Hakkı Anlı 1906 yılında İstanbul’da doğdu. İlk resim eğitimini 1924-1932 yıllarında Sanayi-i Nefise Mektebi’nde başladı. Burada Namık İsmail’in öğrencisi olarak çalıştı. Türk sanatın da yer alan D grubuna 1933 yılında katıldı. Paris’ten çok etkilenen Anlı 1947’de Paris’e gitti, burada Academie Frochet’de Jean Metzinger’in atölyesinde çalışmalarını sürdürdü. Türkiye’ye 1951 yılında tekrar dönse de 1954’den sonra Paris’te yaşamaya karar verdi. Paris’te 1990 yılına kadar yaşamını ve eserlerini burada yaptı Hakkı Anlı, daha seçici, zevkli bir davranışla Picasso'dan, daha sonra, Metzinger'den etkilendi, inşacı bir tasayla geniş renk lekelerinde karar kıldı. Ne var ki, hayli yıldır memleketten uzak yaşadı (Berk,1973:62).

Resim 3: Hakkı Anlı (1906-1990) Portre – 1980 Ahşaba Marufle Kâğıt Üzeri Yağlıboya

Sanatçının yaptığı ilk eserler, figür ile natürmort üzerine oluşan çalışmalardır. Sanatçı Fransa’ya yerleştikten sonra soyut eserlere yöneldi (Berk ve Turani, 1981:117). İlk örneklerini, akademik daha renkçi, biçim ve hacim kaygısıyla yaptığı

figüratif eserlerdir. 1947 yıllarında Paris’te Cezanne ve Picasso’nun Kübizm anlayışından etkilendi. 1955’li yıllarda ise tamamen post-kübist anlayıştan uzaklaştı. 1960’lı yıllarda daha kalın ve hareketli fırça darbelerinin olduğu Soyut eserler üretti. Hakkın Anlı 1969 sonrasında ise lekesel figüratif ya da soyut figür dediğimiz anlayışa yöneldi. Bu eserlerin anlatım dili olarak figür, yaşam, cinsellik ve beden üzerine kurulu yaşamsal değerleri anlatan temaları yansıttı. Tuvallerinde boydan boya tüm yüzeyi kaplayan koyu lekelerinin oluşturduğu dinamik figürler yer alır.(Giray, 2010:B 153).

Sanatçı genellikle figüratif desenlerini deformasyonlara uğratarak ürettir. Bu figüratif eserler, tüm tuvali kaplayan koyu tonlar içinde, hareketli fırça darbe tekniği ile üretildiğini görmekteyiz. Sanatçı eserlerinde yer yer soyut figüratif eserler üretse de tamamen soyut-dışavurumcu çalışmalar gerçekleştirdiği söylenebilir. Bu soyut eserler ise yine kalın ve hareketli fırça vuruşludur.

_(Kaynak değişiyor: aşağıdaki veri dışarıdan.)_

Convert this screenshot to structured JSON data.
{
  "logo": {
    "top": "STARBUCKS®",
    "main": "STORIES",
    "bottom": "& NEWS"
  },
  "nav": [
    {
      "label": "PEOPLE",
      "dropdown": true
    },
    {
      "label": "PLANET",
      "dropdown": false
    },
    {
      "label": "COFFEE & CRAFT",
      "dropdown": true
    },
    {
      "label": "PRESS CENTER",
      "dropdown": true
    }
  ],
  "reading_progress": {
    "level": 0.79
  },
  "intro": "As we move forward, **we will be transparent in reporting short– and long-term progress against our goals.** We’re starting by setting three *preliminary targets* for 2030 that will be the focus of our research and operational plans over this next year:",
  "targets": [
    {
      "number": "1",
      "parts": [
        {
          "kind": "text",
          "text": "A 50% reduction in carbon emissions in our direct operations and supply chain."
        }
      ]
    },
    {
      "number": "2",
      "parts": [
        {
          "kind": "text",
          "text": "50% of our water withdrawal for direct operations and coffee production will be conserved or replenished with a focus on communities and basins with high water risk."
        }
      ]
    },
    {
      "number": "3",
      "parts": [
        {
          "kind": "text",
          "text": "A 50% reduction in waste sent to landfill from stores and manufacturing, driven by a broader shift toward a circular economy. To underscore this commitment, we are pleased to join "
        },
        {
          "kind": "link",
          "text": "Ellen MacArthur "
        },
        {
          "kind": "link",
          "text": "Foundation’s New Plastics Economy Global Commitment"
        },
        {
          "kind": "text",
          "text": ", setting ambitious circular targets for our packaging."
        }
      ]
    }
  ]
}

4.1.4. Maide Arel (1907-1997)

1907 yılında İstanbul’da doğan Maide Arel, ilk eğitimini Sanayi-i Nefise’de daha sonra kocası Şemsettin Arel’in babası olan Mehmet Ruhi Bey’den resim eğitimi almaya başladı. Daha sonra sanat öğrenimini Nazmi Ziya ve Hikmet Onat’ın atölyelerinde devam etti. Paris’e gittiği yıllarda Andre Lhote, Fernand Leger ve Metsinger Atölyelerinde çalışma fırsatı buldu. (Karadal, 2018: 258).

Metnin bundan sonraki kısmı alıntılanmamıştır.